You can install **loo** v2.0.0 from CRAN with `install.packages("loo")`

. Additionally, reinstalling an interface that provides **loo** functionality (e.g., **rstanarm**,** ****brms**) will automatically update your **loo** installation. The **loo** website with online documentation is mc-stan.org/loo and you can report a bug or request a feature on GitHub.

Awesome!

Thought this was a delayed April fools joke, but looks like a useful package.

It will be documented in the forthcoming “loo paper”, to the amusement of British readers.

When I do a google image search for “loo package” the results are a mix of figures from our papers and toilets:

https://www.amazon.co.uk/Wellness-Hung-Loo-Package-Pack-Free-Wall-Hanging-Badkeramik/dp/B00VVNU3X4

This sounds fantastic, can’t wait to work through the vignettes. This whole suite of R packages built upon Stan is really having a big impact on the way I work, so thanks!

I saw a post from Aki a while ago on projection predictive model selection (with Piironen, I recall). Is that in this release, or is it planned to come to loo?

Glad to hear that!

And yes, there’s the projpred package, which is being developed at https://github.com/stan-dev/projpred and uses loo for some backend computations. I forgot to mention it, but projpred was also recently been updated with compatibility with this new release. I will update the post to mention that.

projpred is also in CRAN https://cran.r-project.org/package=projpred and there are several demos in https://github.com/avehtari/modelselection_tutorial Some of these demos will eventually be transformed to proper vignettes and case-studies.

If I haven’t done it before then, when you’re here in NYC soon remind me to setup a web page for projpred. It should have one like we have for the other R packages.

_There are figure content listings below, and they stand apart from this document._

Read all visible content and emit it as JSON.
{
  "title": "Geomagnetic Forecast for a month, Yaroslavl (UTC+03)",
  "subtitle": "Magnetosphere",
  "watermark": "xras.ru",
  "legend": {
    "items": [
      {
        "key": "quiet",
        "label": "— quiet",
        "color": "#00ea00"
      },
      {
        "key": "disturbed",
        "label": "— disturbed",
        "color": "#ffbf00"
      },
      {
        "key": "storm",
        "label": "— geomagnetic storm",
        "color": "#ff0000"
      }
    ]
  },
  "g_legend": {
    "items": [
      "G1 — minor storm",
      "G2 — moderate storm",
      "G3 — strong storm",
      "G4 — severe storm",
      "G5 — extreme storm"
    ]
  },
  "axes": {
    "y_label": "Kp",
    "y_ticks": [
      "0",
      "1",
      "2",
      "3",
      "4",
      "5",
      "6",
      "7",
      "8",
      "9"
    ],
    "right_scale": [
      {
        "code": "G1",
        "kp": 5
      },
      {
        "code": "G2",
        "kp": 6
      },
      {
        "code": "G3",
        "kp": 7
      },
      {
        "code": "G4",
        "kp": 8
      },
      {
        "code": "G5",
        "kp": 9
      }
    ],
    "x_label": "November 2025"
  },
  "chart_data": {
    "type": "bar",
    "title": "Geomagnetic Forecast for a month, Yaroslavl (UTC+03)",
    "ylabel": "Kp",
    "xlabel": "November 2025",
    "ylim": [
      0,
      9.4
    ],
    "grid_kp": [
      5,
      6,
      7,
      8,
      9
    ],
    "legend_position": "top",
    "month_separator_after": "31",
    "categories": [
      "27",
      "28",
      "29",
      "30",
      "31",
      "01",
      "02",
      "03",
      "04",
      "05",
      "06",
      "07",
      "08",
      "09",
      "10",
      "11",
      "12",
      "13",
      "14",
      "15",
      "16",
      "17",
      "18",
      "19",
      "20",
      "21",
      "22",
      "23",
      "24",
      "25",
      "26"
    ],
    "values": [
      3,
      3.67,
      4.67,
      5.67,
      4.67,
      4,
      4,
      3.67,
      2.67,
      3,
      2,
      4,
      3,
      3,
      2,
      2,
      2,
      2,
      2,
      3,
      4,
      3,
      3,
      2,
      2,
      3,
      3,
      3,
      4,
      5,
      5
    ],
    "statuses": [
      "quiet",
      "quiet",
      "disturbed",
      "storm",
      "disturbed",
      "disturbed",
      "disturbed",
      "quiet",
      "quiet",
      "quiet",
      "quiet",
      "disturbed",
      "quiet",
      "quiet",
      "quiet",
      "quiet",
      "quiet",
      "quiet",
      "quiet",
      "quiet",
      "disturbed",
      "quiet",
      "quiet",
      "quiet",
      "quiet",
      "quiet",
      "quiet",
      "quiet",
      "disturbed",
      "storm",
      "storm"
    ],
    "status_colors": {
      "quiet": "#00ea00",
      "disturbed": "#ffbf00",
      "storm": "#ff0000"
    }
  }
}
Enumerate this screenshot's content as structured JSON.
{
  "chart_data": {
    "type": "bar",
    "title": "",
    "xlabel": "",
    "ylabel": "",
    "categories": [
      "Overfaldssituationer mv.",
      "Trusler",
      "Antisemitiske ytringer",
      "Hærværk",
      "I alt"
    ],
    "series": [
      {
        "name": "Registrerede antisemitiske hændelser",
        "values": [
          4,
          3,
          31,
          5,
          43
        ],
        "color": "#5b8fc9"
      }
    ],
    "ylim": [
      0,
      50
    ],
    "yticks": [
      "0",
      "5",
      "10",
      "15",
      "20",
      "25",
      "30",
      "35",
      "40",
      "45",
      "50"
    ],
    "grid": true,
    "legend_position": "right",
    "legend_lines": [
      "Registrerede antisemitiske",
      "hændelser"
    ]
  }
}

Just out of curiosity, will your (Aki’s) python PSIS-LOO code be updated with the new algorithm(s) and/or diagnostics?

Python PSIS-LOO code https://github.com/avehtari/PSIS/blob/master/py/psis.py was updated with the new algorithm 6 months ago. It was much easier to update just a simple stand-alone function, and only PSIS algorithm part was updated, ie it’s not computing effective sample size and MCSE. loo 2 did long time to release, as the major changes required coordination with other packages using it.

Excellent! Thanks! I think I’ve already been using the updated version, then.